Montaione è dotato di una rete di sentieri di trekking (alcuni percorribili anche in mountain bike) che attraversano tutto il territorio del Comune.
I percorsi sono organizzati su 6 itinerari, prevalentemente ad anello, e sono stati ideati con lo scopo di far scoprire la maggior parte del territorio, valorizzandone le zone, i boschi e i pendii, che fino a qualche tempo fa erano frequentati solo dai cacciatori e dai cercatori di funghi. Essi ricalcano i tracciati dell’antica viabilità costituita dalle strade poderali, dai sentieri ormai in disuso dei taglialegna e dei pastori.E’ importante mantenere in efficienza questa viabilità per un duplice scopo: per rivalutare una memoria storica a livello di toponimi, e per poter raggiungere velocemente le zone più impervie dei boschi per limitare i danni arrecati al patrimonio naturale dagli incendi estivi.
I sentieri hanno una lunghezza diversa e sono caratterizzati da gradi diversi di difficoltà. Sono contraddistinti da un numero progressivo, che si trova segnalato su cartelli metallici in tutta la lunghezza del percorso, come si trovano altri segni dipinti di colore bianco e rosso. E’ possibile trovare all’inizio e alla fine di ogni anello dei cartelli metallici che riassumono le particolarità del tratto in questione indicandone: percorribilità (a piedi, in mountain-bike), luogo di inizio e fine del percorso, distanza in Km, dislivello totale in metri e tempo di percorrenza riferito alle capacità di un camminatore medio.

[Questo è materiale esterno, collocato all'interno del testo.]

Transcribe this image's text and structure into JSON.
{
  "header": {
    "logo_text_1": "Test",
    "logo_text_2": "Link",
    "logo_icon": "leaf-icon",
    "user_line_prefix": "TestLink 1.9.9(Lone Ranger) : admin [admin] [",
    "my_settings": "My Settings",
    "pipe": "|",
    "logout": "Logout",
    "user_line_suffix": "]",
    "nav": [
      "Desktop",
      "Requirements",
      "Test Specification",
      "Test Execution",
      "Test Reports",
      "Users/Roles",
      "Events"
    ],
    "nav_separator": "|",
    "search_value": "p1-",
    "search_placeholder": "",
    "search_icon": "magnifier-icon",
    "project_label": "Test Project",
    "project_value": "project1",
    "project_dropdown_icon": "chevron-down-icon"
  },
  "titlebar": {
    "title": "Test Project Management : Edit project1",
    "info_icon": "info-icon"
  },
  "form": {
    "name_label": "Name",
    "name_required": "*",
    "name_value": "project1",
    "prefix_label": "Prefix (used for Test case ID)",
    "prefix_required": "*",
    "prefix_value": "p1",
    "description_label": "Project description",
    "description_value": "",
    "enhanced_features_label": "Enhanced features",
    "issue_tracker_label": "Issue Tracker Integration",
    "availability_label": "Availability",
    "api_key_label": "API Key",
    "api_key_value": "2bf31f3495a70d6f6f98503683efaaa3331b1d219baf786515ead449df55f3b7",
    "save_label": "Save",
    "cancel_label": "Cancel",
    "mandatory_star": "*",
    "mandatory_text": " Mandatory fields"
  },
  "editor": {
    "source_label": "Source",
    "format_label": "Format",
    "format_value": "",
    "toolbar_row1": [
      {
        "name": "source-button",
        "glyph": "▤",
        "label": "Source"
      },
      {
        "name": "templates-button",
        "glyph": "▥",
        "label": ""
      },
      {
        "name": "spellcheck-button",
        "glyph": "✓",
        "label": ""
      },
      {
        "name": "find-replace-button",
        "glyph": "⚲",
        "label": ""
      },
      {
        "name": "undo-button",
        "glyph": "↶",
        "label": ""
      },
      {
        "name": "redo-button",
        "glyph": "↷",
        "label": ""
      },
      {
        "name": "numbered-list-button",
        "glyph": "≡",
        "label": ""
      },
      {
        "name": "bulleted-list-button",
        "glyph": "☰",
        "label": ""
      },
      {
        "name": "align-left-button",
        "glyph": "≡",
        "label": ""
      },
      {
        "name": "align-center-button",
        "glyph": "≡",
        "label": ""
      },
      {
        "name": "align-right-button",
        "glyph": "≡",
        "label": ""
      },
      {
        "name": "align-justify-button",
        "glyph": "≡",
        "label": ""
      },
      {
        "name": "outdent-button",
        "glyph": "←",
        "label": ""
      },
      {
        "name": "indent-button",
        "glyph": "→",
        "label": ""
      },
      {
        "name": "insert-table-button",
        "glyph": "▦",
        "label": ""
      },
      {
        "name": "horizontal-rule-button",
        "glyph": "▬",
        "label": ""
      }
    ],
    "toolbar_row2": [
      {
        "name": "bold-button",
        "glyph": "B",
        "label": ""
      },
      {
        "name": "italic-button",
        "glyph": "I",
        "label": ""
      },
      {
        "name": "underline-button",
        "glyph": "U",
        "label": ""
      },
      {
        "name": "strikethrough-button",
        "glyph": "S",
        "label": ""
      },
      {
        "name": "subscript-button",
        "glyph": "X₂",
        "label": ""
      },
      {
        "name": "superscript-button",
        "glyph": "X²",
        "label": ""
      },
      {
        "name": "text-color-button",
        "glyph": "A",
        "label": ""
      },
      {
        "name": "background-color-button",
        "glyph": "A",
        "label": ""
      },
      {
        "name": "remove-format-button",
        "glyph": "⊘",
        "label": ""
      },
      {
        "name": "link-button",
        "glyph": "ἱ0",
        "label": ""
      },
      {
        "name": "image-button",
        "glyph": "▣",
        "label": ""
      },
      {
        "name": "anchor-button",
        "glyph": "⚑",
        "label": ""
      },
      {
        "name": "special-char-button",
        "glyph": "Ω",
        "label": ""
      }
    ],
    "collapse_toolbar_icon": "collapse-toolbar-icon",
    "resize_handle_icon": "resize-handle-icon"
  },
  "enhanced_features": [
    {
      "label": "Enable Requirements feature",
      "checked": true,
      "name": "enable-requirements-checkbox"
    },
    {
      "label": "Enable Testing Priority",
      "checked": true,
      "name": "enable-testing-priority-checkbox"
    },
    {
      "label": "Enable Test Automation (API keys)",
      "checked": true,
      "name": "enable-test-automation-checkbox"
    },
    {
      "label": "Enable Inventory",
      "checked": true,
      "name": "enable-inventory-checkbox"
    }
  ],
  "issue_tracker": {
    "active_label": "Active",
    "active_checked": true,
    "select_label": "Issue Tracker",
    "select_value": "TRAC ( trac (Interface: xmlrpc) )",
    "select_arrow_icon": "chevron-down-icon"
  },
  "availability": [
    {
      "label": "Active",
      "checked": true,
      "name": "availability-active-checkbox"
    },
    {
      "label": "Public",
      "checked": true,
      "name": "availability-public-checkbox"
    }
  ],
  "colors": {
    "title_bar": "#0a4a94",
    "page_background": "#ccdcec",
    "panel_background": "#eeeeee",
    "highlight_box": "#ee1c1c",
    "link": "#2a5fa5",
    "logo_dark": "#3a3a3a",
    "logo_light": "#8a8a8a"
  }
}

I sentieri si differenziano anche per le tipologie delle aree che attraversano: alcuni si inoltrano nei boschi o lungo i fiumi nei fondovalle, altri camminano sui crinali della colline facendo spaziare la vista su panorami senza confini. E’ importante sottolineare inoltre che, nella percorrenza, spesso si attraversano zone di proprietà privata, o si costeggiano aree di pertinenza di strutture ricettive. Si ricorda pertanto di rispettare la privacy degli ospiti e dei proprietari seguendo comportamenti conformi alla civile educazione.
I percorsi sono riprodotti su una cartina in scala 1:25.000 (Itinerari nel Verde) e descritti dettagliatamente in un capitolo della guida “Montaione – Il Paese del Turismo Verde”. Tali pubblicazioni sono in vendita a Montaione presso cartolerie e rivendite tabacchi e in alcune librerie specializzate di Firenze.